134: Robin Hood and the Beggar, II

From Folkopedia
Revision as of 09:49, 23 January 2009 by Steve Gardham (talk | contribs) (New page: Child’s published version is a collation of a modern (eighteenth century) printed Newcastle version republished by Ritson in 1795 in his famous ‘Robin Hood’ collection of ballads, a...)
(diff) ← Older revision | Latest revision (diff) | Newer revision → (diff)
Jump to navigation Jump to search

Child’s published version is a collation of a modern (eighteenth century) printed Newcastle version republished by Ritson in 1795 in his famous ‘Robin Hood’ collection of ballads, and an Aberdeen stall copy printed by Alexander Keith c1810-1835. Motherwell in his ‘Ancient Minstrelsy’ claims to have seen ‘pretty early stall copies…at Aberdeen and Glasgow’ but I doubt this as the language in the two extant versions is very modern, mid-eighteenth century at the earliest. Ritson states ‘This poem, a north country (or,perhaps, Scotish) composition of some antiquity, is given from a modern copy printed at Newcastle, where the editor accidentally picked it up: no other having, to his knowledge, been ever seen or heard of. –The original title is, “A pretty dialogue betwixt Robin Hood and a beggar”.’ The story may be ancient but I very much doubt the ballad is.
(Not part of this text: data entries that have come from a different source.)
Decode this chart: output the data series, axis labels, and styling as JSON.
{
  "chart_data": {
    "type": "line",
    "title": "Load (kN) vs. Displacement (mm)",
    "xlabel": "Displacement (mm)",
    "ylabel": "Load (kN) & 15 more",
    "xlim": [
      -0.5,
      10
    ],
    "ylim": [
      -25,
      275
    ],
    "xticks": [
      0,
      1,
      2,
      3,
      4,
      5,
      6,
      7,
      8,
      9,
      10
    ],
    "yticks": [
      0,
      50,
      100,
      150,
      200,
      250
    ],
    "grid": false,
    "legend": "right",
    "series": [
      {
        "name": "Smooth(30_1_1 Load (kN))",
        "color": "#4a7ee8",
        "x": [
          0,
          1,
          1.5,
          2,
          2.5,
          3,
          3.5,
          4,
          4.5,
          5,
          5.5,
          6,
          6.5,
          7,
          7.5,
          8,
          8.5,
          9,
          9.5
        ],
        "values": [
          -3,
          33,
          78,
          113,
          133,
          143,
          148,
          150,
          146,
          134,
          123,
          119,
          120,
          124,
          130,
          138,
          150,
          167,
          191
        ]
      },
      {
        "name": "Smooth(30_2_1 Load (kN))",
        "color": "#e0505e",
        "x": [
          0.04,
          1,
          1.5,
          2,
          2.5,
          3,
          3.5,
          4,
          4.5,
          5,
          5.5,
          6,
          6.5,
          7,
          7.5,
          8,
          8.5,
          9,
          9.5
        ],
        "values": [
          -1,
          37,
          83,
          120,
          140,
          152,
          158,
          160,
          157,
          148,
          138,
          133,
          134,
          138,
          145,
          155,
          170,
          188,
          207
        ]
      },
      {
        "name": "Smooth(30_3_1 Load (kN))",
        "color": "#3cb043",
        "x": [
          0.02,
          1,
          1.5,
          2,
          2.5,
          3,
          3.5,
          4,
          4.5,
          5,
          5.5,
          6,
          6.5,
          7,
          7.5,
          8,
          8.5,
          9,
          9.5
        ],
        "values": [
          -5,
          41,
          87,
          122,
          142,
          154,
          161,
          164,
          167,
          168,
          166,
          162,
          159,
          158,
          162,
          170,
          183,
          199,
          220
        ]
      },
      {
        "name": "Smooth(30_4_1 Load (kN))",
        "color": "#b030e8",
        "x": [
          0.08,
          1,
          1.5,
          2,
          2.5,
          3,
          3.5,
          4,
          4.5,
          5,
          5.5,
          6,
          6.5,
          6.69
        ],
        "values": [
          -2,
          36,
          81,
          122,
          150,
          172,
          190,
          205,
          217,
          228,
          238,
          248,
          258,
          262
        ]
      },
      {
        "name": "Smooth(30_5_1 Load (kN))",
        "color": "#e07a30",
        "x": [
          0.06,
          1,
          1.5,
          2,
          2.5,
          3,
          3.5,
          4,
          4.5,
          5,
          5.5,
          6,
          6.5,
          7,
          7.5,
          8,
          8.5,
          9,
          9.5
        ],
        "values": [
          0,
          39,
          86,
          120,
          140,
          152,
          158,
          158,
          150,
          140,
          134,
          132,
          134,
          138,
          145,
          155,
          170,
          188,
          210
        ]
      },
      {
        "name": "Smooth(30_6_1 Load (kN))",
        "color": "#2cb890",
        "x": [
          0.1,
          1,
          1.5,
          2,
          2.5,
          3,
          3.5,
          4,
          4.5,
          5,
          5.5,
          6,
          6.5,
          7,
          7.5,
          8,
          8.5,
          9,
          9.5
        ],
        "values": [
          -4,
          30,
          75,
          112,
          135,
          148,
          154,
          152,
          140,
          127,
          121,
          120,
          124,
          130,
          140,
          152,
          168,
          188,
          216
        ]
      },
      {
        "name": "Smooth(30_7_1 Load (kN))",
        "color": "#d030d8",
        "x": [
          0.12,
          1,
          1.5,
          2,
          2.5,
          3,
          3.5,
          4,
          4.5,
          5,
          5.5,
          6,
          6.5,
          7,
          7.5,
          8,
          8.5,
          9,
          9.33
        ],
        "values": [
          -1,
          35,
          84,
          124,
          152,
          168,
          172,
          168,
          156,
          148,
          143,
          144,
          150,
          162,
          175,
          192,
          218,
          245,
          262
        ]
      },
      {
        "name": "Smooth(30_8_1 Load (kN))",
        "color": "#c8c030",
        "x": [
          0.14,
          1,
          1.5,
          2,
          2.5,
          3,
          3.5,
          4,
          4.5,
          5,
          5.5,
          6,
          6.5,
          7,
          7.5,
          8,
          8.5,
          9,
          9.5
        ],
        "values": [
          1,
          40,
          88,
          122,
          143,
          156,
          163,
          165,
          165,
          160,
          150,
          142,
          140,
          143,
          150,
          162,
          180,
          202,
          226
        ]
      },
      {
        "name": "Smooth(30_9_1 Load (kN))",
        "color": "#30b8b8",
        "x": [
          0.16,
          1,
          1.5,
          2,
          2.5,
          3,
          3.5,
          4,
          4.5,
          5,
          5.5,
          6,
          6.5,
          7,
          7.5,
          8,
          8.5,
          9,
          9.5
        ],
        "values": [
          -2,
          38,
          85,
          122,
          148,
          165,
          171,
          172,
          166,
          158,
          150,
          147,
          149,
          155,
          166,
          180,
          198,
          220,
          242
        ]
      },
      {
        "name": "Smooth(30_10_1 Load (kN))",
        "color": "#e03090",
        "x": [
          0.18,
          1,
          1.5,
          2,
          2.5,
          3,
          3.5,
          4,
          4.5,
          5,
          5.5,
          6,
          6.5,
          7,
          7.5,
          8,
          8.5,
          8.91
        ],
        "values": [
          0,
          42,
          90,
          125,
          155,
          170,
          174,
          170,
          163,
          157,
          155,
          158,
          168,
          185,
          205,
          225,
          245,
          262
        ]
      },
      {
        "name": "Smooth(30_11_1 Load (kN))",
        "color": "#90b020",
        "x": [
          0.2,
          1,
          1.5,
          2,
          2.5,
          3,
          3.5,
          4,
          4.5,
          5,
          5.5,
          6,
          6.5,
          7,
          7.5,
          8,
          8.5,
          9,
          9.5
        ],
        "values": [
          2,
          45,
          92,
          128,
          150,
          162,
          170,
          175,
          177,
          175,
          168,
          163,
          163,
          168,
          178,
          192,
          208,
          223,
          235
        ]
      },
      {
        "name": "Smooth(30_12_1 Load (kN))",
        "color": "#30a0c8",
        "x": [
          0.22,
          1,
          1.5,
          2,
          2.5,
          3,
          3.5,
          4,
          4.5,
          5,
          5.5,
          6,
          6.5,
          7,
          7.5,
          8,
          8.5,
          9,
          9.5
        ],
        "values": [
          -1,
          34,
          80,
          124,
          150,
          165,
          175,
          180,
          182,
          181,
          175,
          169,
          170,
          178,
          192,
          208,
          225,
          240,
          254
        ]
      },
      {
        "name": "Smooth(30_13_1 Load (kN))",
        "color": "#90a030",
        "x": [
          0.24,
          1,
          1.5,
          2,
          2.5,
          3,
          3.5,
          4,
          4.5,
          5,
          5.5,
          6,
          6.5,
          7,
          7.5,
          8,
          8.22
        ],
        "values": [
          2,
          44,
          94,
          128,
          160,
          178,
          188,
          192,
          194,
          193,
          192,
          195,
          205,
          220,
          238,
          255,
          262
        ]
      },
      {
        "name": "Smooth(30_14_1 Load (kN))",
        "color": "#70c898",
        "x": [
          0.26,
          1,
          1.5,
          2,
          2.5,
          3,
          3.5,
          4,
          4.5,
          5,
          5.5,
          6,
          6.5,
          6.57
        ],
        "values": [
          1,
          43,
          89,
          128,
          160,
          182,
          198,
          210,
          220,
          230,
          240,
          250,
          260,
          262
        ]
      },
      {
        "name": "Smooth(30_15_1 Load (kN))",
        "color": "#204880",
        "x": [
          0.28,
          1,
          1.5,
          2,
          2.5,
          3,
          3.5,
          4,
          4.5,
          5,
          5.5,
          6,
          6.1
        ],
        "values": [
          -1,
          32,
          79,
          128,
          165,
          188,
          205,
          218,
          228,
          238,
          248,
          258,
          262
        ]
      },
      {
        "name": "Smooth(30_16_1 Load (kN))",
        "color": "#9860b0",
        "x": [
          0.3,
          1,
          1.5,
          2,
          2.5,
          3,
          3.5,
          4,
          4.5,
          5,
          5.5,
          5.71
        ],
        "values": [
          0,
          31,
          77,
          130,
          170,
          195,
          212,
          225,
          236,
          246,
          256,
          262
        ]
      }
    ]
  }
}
Child had a high opinion of it, backing up Ritson’s statement and adding, ‘This is by far the best of the RH ballads of the secondary, so to speak cyclic, period’. Calling it part of the ‘’secondary cyclic period’ would seem to contradict the ‘ancient’ description. One would perhaps expect a professor of literature to prefer this ballad to some of the more basic ones, but it is its very polished nature that suggests to me a quite recent composition by a literary hand, perhaps an acquaintance of Alexander Keith, or even Ritson himself? Other factors which have formed my opinion on this ballad are the precise stress and metre, the attention to alliteration and the over-complex plot.

Bronson prints the Blaikie tune with this title, from the Paisley region, and surmises it ought to be applied to 134, as 133 already has the 125/126 tune. He gives no other versions and it is not known in oral tradition.